From Levi Lincoln
Washington April 12th 1802
I have the honor of stating my ideas on the subject submitted to my consideration by your favor of yesterday. The Courts of the Columbia District, are national ones created by statute. Their powers are merely judicial, unless in particular instances particularly expressed, or necessarily implied. The mere establishment of these courts did not of course include, a particular extent of jurisdiction in reference to objects, or a given mode of procedure. Their powers are given, defined & directed by law. Their powers are different in different counties. The power in question, is not given to them expressly, nor does it necessarily attach itself to any part of their duty. It is not so with the President. The constitution vesting him with powers, the right to exercise them on some objects takes place, so soon as they are brought into existence. The moment, that a district or a state is formed with a national judiciary, a right vests in the President to exercise those powers, which he is authorized to exercise in other districts or states in the United States—No statute provision can be necessary for this purpose—
The law providing that the Courts of the U.S. shall have power to issue all writs & processes necessary for the exercise of their jurisdiction, and the one of 1792. c. 36. which enacts that all writs and processes issuing from the Supreme and circuit court, shall bear test of the chief justice, shall be under the seal of the court, and the signature of the clerk, and that the forms of writs, executions and other processes, and the forms and modes of proceeding in suits, in those of common law, shall be the same as are now used in the said Courts under the act to regulate processes in the courts of the U.S. can, in my opinion, be construed to refer only to such writs and processes as were returnable to the court, on which they could act, or to such as issued in pursuance of some order or judgment of theirs, & which were returnable to them, in their ordinary course of the administration of Justice, and not to warrants for the Execution of sentences of death on a capital offender—
The laws of Virginia and of Maryland being adopted for the district of Columbia, operate in the respective counties in the same manner as tho’ they had been particularly enacted by Congress for that purpose. They must however be so constructed, as to be accommodated to the constitutional provisions of the national Government.

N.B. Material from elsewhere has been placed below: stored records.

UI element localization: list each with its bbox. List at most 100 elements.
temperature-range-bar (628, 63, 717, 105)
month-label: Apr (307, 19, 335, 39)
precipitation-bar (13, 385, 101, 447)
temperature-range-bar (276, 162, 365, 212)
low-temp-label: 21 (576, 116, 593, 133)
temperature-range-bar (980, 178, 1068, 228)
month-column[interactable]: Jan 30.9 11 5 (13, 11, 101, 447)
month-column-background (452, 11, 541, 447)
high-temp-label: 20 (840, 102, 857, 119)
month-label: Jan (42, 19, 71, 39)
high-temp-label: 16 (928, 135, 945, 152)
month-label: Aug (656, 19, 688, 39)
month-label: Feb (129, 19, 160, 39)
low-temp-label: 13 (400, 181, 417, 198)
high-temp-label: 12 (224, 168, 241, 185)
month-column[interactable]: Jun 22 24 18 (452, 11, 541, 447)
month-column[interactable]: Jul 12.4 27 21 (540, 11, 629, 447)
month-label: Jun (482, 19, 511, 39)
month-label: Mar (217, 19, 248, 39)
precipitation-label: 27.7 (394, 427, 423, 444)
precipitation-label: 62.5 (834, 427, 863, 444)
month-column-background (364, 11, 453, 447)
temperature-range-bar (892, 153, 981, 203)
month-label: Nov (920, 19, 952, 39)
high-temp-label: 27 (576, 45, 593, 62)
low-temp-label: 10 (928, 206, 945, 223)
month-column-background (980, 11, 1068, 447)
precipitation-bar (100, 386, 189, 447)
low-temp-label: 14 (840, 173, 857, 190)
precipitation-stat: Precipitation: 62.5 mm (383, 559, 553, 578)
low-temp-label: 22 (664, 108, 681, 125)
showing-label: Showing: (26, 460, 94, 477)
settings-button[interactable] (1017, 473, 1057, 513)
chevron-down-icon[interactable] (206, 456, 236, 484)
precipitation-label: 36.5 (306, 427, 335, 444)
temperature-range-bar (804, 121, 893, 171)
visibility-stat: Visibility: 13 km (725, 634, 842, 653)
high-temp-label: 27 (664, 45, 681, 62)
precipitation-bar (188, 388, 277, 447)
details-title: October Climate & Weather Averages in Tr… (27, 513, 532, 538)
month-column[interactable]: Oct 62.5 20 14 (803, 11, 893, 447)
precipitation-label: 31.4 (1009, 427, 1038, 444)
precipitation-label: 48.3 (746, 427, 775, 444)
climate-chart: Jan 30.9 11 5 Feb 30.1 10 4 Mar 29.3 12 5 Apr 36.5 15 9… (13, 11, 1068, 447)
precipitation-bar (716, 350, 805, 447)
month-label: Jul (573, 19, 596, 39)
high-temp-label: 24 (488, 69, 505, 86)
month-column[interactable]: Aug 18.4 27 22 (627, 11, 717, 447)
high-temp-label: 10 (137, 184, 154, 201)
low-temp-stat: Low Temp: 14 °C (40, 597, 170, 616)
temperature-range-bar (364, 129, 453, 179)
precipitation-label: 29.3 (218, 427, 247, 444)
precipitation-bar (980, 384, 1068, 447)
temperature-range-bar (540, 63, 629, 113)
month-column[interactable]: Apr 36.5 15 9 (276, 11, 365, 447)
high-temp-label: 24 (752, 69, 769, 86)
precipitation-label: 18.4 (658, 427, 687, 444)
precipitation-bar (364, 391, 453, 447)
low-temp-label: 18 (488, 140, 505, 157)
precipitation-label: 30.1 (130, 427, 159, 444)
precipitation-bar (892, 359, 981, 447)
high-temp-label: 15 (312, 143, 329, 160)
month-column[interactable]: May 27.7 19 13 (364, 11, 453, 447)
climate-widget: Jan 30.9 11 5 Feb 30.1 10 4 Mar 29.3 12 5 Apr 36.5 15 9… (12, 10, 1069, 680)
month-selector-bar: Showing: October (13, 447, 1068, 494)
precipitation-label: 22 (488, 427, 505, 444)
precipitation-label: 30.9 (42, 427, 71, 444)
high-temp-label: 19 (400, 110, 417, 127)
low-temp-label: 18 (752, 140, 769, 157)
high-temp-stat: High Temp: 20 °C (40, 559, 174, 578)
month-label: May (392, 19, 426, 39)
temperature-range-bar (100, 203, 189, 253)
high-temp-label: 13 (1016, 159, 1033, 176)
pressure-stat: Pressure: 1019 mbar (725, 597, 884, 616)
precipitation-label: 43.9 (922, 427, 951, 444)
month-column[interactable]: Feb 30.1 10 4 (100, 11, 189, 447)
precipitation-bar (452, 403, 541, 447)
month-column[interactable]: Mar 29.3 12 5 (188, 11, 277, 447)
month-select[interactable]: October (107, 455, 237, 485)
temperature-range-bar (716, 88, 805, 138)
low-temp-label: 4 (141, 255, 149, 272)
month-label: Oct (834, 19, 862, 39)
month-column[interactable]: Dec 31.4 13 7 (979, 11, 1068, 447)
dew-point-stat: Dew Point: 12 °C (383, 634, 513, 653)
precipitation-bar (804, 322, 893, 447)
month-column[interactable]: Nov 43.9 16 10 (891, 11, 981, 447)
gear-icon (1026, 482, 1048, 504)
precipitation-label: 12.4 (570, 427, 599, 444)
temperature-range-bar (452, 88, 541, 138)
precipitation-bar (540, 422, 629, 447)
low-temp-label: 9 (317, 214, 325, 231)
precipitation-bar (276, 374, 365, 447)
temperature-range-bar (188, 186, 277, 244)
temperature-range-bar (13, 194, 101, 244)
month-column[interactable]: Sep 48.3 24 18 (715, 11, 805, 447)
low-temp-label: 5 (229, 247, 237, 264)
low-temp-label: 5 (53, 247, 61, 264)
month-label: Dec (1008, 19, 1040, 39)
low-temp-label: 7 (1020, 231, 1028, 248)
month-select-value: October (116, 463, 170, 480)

Separate from any custom, or law directing the matter particularly, I think the copy of the judgment of the Court delivered to the marshall, would justify him in discharging the duty, which the law devolves upon him, by executing the sentence of the court. For the execution of most sentences, inflicting corporal punishment, if not all, those of death excepted, the officer has no other warrant. The time for executing such sentences is usually left to his discretion. In favor of life, and to give dignity & respect to man, in the execution of a criminal a more solemn form has been usually adopted, especially in this Country. In most of the States, & I beleive in all the northern ones, it has been the practice for the Executive to sign death warrants, on the convictions in the State courts. If so, and if, on general principles, and those of common law, the copy of a judgment of a court would be a sufficient warrant, as it is in virginia, for the officer to execute the sentence of death, I think it right and safe, to consider the President as vested with the power of signing the death warrants on the capital sentences of the national courts—In no view of the matter does it abridge the rights of others, in no view is it unfavorable to the prisoner. It seems to be an act necessarily incident to the power of granting reprieves & pardons for offences against the U.S. of a capital nature; otherwise a precipitate execution of a convict, under the sentence or warrant from the court, might place him out of the reach of that mercy, which his country had in reserve for him—
The Art. 2d Sec 1. of the Constitution provides that the Executive power shall be vested in the President of the U.S. The exercise of no power is more completely, & seriously executive, than the one in question. A conviction, and a sentence of death has been awarded. The President has been furnished with a copy of the judgment. It has not been carried into execution. The law requires that it should be. By the 3d Sec. of the above mentioned Art. The President is to take care that the laws be faithfully executed. The warrant to the officer, is notice that neither reprieve or pardon will intervene, and that the law must have its course. In the judgment the mode of Execution, & the place where, is pointed out. The prisoner is to be taken to the gaol, from whence he came, and from thence to the place of Execution, & there be hanged by the neck untill he be dead. The officer who is to take the criminal, back to the gaol, is the one designated by law, to execute the sentence of death, on him. The taking him back to the gaol, is a part of the sentence—All that remains is to fix the time for the complete execution of it—In common cases, this is left with the officer—In an act of the, highest importance to an individual & to society, it has usually been left with the executives of the several states, the reason of the thing, a very strong analogy, and I think, the Constitution, on convictions in the national courts, places it in the President
I have the honor to be Sir with the highest respect your most obt Sert
RC (DLC); at head of text: “President of the United States”; endorsed by TJ as received 13 Apr. on “Mc.Girk’s case” and so recorded in SJL.
For the 1789 law that empowered courts to issue writs NECESSARY FOR THE EXERCISE OF THEIR JURISDICTION and for the 1792 act “regulating Processes in the Courts,” see TJ to Lincoln and John Thomson Mason, 11 Apr.